Тем не менее Владимир Путин продолжил свою риторику интеграции и уже в 2015 году в интервью журналисту Чарли Роузу для американских телеканалов CBS и PBS повторил слова о 25 миллионах русских за границами России. В частности, глава РФ напомнил: «Я действительно сказал, что считаю распад Советского Союза огромной трагедией XX века. Знаете почему? Прежде всего потому, что в одночасье за границами Российской Федерации оказались 25 миллионов русских людей. Они жили в рамках единого государства, и всегда традиционно Советский Союз назывался Россией, Советской Россией, но это и была большая Россия. Потом неожиданно состоялся развал Советского Союза, по сути, за ночь и оказалось, что в бывших республиках Советского Союза проживают люди, русские люди, в количестве 25 миллионов человек. Они жили в единой стране – вдруг оказались за границей. Представляете, сколько проблем возникло?»

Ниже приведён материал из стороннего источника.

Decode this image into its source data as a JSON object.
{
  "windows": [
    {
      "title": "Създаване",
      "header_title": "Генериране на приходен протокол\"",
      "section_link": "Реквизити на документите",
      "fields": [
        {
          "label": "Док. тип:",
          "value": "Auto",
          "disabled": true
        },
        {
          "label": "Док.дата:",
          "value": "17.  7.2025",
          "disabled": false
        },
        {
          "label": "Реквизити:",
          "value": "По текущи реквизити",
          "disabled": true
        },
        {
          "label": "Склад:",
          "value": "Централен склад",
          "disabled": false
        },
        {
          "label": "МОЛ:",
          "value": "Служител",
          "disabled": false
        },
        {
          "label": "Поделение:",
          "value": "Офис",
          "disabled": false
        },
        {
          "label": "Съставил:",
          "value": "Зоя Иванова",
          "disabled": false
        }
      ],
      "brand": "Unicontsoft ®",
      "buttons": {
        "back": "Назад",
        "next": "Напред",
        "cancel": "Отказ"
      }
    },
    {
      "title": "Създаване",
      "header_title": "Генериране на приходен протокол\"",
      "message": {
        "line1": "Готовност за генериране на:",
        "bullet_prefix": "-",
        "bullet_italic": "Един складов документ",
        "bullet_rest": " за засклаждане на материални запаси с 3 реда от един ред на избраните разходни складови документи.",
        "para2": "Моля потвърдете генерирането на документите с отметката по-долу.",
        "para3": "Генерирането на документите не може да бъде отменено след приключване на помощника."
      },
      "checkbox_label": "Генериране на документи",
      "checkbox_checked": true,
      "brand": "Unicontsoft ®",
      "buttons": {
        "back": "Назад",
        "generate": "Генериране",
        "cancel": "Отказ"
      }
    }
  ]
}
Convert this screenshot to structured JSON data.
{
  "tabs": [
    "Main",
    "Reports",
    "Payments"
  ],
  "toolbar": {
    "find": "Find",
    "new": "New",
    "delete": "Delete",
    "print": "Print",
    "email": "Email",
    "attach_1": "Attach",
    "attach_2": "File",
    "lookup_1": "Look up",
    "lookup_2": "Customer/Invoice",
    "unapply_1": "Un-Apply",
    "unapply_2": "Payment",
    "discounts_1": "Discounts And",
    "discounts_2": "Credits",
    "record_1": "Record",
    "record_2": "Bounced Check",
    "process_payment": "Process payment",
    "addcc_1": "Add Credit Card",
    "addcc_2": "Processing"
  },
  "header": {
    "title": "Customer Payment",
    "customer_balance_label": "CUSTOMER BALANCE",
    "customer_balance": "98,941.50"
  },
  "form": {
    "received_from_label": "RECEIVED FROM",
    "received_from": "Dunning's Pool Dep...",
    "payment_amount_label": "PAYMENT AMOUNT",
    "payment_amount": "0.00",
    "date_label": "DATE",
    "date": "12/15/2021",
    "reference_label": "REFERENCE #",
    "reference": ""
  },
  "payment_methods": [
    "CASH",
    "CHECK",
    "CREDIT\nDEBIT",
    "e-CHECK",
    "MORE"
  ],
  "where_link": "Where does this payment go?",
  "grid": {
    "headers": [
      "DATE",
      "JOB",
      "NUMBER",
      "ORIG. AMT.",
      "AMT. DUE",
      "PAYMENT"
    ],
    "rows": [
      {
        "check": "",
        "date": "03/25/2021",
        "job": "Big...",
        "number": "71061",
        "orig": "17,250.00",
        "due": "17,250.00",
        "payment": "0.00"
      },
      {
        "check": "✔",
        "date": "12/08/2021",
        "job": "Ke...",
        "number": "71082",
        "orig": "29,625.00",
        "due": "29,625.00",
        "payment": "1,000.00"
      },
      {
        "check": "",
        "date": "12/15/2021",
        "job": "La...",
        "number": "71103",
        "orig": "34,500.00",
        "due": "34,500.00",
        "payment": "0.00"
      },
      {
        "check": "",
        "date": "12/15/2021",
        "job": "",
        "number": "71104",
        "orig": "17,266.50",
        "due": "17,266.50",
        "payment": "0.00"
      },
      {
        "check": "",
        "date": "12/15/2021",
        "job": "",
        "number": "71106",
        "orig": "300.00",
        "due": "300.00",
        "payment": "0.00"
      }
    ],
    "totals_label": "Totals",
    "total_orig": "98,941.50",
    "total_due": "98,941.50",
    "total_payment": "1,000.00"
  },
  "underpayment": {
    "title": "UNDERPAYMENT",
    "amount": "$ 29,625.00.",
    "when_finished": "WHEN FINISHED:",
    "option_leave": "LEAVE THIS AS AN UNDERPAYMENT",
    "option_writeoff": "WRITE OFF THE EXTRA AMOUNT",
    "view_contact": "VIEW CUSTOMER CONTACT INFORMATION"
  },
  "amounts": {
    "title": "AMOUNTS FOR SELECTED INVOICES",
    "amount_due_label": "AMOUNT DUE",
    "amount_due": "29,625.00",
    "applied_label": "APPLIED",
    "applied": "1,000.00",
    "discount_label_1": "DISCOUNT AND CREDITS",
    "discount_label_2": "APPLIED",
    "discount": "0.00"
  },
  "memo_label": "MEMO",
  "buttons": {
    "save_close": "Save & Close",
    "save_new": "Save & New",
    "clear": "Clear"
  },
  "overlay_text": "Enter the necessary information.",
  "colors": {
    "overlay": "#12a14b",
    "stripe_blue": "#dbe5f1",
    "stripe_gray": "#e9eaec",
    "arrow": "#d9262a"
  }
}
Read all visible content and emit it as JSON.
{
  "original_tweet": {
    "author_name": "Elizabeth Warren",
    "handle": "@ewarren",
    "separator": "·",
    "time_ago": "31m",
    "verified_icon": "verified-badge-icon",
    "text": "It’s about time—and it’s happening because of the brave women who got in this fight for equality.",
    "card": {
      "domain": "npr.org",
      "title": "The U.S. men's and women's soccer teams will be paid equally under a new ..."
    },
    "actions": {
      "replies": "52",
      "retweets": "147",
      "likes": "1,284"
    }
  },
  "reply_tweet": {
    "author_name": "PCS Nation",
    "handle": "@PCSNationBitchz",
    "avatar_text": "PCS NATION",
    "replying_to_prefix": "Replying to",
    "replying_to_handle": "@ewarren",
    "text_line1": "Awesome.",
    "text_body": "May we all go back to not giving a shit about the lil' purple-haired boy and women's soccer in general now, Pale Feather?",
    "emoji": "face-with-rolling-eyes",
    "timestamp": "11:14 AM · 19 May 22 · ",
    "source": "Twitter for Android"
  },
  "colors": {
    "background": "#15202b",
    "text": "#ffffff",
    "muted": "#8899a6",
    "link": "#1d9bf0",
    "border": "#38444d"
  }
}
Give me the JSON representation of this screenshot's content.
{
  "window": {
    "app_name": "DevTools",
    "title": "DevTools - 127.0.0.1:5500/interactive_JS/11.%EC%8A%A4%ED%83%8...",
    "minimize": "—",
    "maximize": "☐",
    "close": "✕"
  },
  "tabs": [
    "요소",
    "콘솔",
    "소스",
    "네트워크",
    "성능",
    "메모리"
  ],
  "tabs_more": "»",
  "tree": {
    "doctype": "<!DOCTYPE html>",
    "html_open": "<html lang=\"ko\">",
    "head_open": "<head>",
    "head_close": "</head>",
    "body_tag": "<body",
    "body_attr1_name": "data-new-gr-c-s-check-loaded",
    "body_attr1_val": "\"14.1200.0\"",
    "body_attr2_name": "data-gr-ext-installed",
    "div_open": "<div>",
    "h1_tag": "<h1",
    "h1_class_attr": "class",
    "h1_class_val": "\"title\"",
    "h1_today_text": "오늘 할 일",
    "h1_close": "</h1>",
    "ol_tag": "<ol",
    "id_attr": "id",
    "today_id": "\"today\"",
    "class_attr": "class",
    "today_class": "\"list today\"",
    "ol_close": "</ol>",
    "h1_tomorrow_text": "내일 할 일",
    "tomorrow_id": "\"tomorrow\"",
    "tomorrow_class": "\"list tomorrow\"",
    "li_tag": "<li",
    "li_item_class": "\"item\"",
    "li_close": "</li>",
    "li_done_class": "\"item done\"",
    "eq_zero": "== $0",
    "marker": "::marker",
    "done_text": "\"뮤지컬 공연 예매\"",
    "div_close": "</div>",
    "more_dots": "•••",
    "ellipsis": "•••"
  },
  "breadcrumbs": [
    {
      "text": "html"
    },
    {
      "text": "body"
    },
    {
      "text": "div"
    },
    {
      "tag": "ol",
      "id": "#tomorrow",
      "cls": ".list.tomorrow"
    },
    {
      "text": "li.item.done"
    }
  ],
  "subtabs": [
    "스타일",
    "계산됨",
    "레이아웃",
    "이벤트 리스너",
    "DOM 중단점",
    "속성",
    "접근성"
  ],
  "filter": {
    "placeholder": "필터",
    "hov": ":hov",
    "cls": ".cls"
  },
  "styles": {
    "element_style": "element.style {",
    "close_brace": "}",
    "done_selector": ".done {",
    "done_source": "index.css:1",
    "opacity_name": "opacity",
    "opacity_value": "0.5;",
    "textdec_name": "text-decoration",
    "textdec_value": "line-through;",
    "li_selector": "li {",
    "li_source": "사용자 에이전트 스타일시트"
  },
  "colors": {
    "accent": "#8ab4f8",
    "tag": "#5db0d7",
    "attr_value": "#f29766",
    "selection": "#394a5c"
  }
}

При этом, рассуждая о путях исправления данной ситуации, Путин заявил: «Мы хотим в рамках современных цивилизованных процессов сохранить как минимум общее гуманитарное пространство, сделать так, чтобы не возникали государственные границы, чтобы люди могли свободно между собой общаться, чтобы развивалась совместная экономика, используя те преимущества, которые нам достались от бывшего Советского Союза.

Какие эти преимущества? Общая инфраструктура, единый железнодорожный транспорт, единая дорожная сеть, единая энергосистема и, наконец, здесь я не побоюсь сказать этого, великий русский язык, который объединяет все бывшие республики Советского Союза и даёт нам очевидные конкурентные преимущества при продвижении различных интеграционных проектов на территории постсоветского пространства».

Если принимать во внимание эти и многие другие аналогичные программные заявления Путина, то никакой спонтанности в воссоединении России и Крыма, в общем-то, не было. Дело в том, что изначально российский национальный лидер видел интеграцию через создание своеобразного надгосударственного пространства, того самого «русского», или, шире, «российского мира» в экономической, культурной и социальной плоскостях. Но такая позиция встретила резкое противодействие со стороны зарубежных политических элит. Поэтому были приняты более жёсткие и решительные шаги. Впрочем, речь даже в случае с Крымом не идёт о позиции «реализуем наше видение мира любой ценой». На крымский вопрос повлияло множество внешних факторов, которые Путин в 2013–2014 годах оценил мгновенно и принял единственно возможное и максимально бесконфликтное в тех условиях решение.

История вопроса

На решительные действия как со стороны России, так и со стороны Крыма повлияли события «Евромайдана», который начался ещё в конце 2013 года. Изначально новый «Майдан» позиционировал себя как мирный массовый протест против действующей украинской власти в целом и тогдашнего президента Украины Виктора Януковича в частности.

Однако российская либеральная общественность на первых же этапах «Майдана» увидела в нём своеобразную попытку «реванша Болотной», которая происходит уже в другой, но очень близкой нам стране. И в начале событий «Майдана» в 2013 году существенная часть либеральной общественности высказывала откровенные и публичные симпатии к украинским протестующим в Киеве. Тем более что из этой среды звучали заявления об исключительно мирном характере протестов, а также надежда на выдвижение в государственные элиты Украины «новых лидеров европейского типа».

Нужно отметить, что уже на раннем этапе сторонники российского политического курса отмечали, что «Майдан» имеет высокие шансы превратиться в государственный переворот со всеми вытекающими из этого последствиями в виде беспорядков, кровопролития и убийств, а также прихода к власти людей, крайне далёких от демократических ценностей и защиты прав и свобод любого гражданина и объединения. Так в итоге и получилось в феврале, когда противостояние вошло в радикальную фазу.